The work begins well before the drive-through pantry is organized. The Arkansas Foodbank makes a truck delivery on the first Tuesday of each month. Volunteers unload the truck, then organize and pack away the items into the church’s pantry, filling shelves and freezers with food. On the morning of each month’s third Tuesday, when the food is distributed, volunteers reconvene at the church to start filling boxes with food. The goal is to pack each box with seven cans of fruits and vegetables, as well as soups, a meat, cereal, rice and beans.
To date, the food pantry has not had to turn away one hungry mouth. The later the afternoon grows, however, the fewer items those waiting in line will receive. “We’ve never run out of food, but the last people might not get as much food,” Jackson said. The pantry’s biggest need isn’t more volunteers or monetary donations; it’s food, because the Foodbank is unable to access certain staples such as peanut butter, meat or bread (the supply varies each month).

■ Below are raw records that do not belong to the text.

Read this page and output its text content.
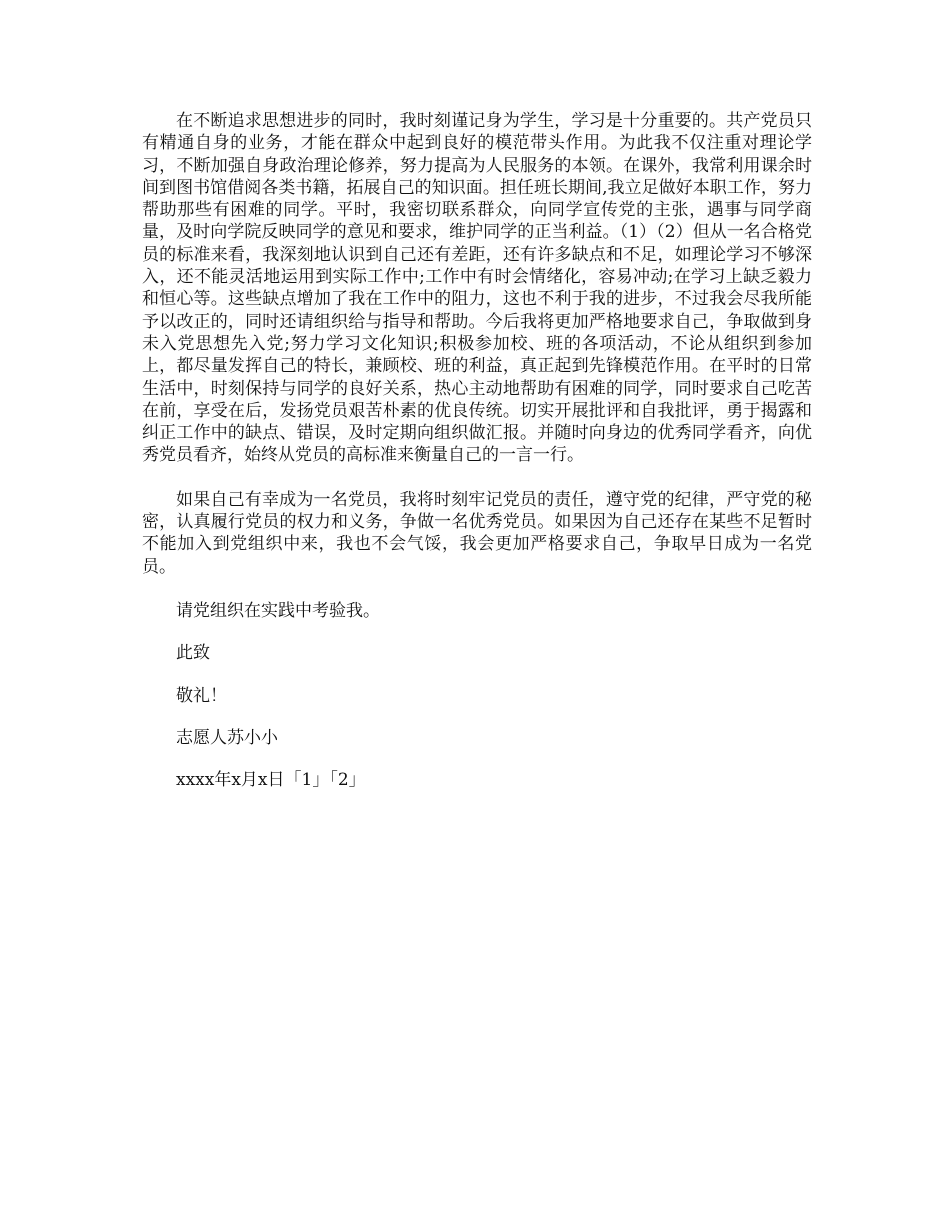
在不断追求思想进步的同时，我时刻谨记身为学生，学习是十分重要的。共产党员只有精通自身的业务，才能在群众中起到良好的模范带头作用。为此我不仅注重对理论学习，不断加强自身政治理论修养，努力提高为人民服务的本领。在课外，我常利用课余时间到图书馆借阅各类书籍，拓展自己的知识面。担任班长期间,我立足做好本职工作，努力帮助那些有困难的同学。平时，我密切联系群众，向同学宣传党的主张，遇事与同学商量，及时向学院反映同学的意见和要求，维护同学的正当利益。（1）（2）但从一名合格党员的标准来看，我深刻地认识到自己还有差距，还有许多缺点和不足，如理论学习不够深入，还不能灵活地运用到实际工作中;工作中有时会情绪化，容易冲动;在学习上缺乏毅力和恒心等。这些缺点增加了我在工作中的阻力，这也不利于我的进步，不过我会尽我所能予以改正的，同时还请组织给与指导和帮助。今后我将更加严格地要求自己，争取做到身未入党思想先入党;努力学习文化知识;积极参加校、班的各项活动，不论从组织到参加上，都尽量发挥自己的特长，兼顾校、班的利益，真正起到先锋模范作用。在平时的日常生活中，时刻保持与同学的良好关系，热心主动地帮助有困难的同学，同时要求自己吃苦在前，享受在后，发扬党员艰苦朴素的优良传统。切实开展批评和自我批评，勇于揭露和纠正工作中的缺点、错误，及时定期向组织做汇报。并随时向身边的优秀同学看齐，向优秀党员看齐，始终从党员的高标准来衡量自己的一言一行。

如果自己有幸成为一名党员，我将时刻牢记党员的责任，遵守党的纪律，严守党的秘密，认真履行党员的权力和义务，争做一名优秀党员。如果因为自己还存在某些不足暂时不能加入到党组织中来，我也不会气馁，我会更加严格要求自己，争取早日成为一名党员。

请党组织在实践中考验我。

此致

敬礼！

志愿人苏小小

xxxx年x月x日「1」「2」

The Ecumenical Food Pantry was incorporated in 2014 as an off-chute of the Clark County Charitable Health Service, which was formed as a product of the 2007 Clark County Strategic Plan and helped offset medical costs for local residents. That nonprofit organization dissolved after the Affordable Care Act was passed. Jackson, who headed that nonprofit organization, said area churches determined that another food pantry was the community’s biggest need, and seven churches committed to the project. Two more have since joined forces.